If the BVerfG does decide to uphold the constitutional complaints relating to the EPO, there is also a risk that the only remedy that can be selected is to convert the EP applications in questions into German patent applications in line with Article 135(1)(b) EPC. This would be within the jurisdiction of the BVerfG and would at least protect applicants from partial decisions on the German portion of an EP application.
However, it would not be a happy outcome.

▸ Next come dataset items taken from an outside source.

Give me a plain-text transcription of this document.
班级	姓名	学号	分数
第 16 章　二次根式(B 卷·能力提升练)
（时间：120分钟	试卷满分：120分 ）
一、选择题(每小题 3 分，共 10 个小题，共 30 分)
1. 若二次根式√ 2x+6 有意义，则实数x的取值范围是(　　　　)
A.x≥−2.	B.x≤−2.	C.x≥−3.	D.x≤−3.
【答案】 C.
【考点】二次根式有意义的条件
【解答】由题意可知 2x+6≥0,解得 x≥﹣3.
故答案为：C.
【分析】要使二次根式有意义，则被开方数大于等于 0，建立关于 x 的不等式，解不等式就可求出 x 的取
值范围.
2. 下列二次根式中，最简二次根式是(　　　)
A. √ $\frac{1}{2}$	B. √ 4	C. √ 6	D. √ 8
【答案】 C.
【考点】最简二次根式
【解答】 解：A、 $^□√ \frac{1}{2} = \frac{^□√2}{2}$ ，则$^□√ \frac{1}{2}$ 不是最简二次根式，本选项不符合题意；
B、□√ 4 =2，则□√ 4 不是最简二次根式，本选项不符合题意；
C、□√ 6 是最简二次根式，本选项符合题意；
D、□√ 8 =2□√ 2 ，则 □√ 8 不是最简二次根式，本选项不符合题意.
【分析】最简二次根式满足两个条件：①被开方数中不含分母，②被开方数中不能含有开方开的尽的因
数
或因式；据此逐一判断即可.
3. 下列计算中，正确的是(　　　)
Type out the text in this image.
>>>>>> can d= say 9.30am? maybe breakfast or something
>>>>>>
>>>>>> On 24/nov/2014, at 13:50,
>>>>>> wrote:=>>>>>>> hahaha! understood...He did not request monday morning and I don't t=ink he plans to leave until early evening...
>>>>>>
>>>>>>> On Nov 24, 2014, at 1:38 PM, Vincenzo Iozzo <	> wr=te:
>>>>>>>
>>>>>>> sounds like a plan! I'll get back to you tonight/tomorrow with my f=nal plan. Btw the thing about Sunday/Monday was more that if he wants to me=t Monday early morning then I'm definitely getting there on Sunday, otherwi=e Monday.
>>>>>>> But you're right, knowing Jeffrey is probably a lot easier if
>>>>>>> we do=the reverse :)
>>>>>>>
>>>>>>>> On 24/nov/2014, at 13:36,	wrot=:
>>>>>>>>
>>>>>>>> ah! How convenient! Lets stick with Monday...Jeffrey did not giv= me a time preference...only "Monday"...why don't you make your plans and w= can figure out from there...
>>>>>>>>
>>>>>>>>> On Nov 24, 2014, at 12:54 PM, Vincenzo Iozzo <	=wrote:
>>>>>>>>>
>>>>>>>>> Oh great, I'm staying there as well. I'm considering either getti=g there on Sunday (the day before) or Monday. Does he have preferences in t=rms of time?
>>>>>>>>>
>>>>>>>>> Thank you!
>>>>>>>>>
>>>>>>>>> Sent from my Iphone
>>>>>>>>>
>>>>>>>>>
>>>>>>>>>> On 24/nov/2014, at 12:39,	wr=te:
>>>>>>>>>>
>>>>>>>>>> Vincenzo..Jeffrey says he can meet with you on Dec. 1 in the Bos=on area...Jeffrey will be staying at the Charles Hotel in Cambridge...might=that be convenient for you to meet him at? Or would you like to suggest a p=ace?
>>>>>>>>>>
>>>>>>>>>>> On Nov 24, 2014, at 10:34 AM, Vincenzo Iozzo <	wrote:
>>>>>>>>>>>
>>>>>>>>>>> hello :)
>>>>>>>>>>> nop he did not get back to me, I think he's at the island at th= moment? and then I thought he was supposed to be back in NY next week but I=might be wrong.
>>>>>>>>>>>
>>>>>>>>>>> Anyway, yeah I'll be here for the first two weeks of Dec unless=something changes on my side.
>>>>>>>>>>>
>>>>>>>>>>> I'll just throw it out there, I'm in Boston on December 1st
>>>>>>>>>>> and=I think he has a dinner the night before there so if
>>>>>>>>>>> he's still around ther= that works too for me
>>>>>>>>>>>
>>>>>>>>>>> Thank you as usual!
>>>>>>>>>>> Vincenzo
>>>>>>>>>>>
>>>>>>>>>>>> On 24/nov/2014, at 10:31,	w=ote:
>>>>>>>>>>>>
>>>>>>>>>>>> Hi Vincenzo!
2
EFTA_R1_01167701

If this is the outcome it would result in a process where an applicant could apply for a European patent application which would be examined by an Examining Division of the EPO. If it is refused, the decision can be appealed to a Board of Appeal of the EPO. If e.g. the Board of Appeal finds against the applicant and application is refused, the applicant could then convert the refused European application into a German patent application. The German patent application would then go through another round of examination by an Examining Section of the German PTO. If refused, the decision could be appealed to a Board of Appeal of the German Federal Patent Court. In addition, if the European proceedings have resulted in decisions based on formal objections (clarity, added matter, late filing of evidence, late arguments, etc.) national courts may have to consider these cases de novo.
This seems like a long, convoluted and costly procedure because it is.
Further, if this route opens up in Germany it is entirely possible that it can be opened up in other EU countries and EPC countries where one has the right to a fair hearing. As such, the rejection of a European application could result in a bundle of national applications.
Further, after a revocation by an Opposition Division or Board of Appeal of the EPO, the owner could convert the (revoked) European patent into German patent. This would result in opposition procedure being useless because a successful opposition would potentially result in a bundle of national rights that would each need to be opposed in turn.
This would frankly be a mess – such a long and convoluted examination phase and the conversion of a revoked European Patent into a national patent clearly reduces legal certainty for all parties.
This mess can be avoided by a further revision of the EPC clearly separating the powers of the European Patent Office (administration), the Boards of Appeal (judiciary) and the Administrative Council (legislation).
Ideally, the impartiality of the Boards of Appeal should never have been put under scrutiny by the management of the EPO and, when this happened, a conference should have been organised to revise the EPC.
Now there is a risk that we may be facing a revision of the EPC as a result of the chaos which may soon be upon us. I hope I’m wrong – but it’s always wise to hope for the best and prepare for the worst.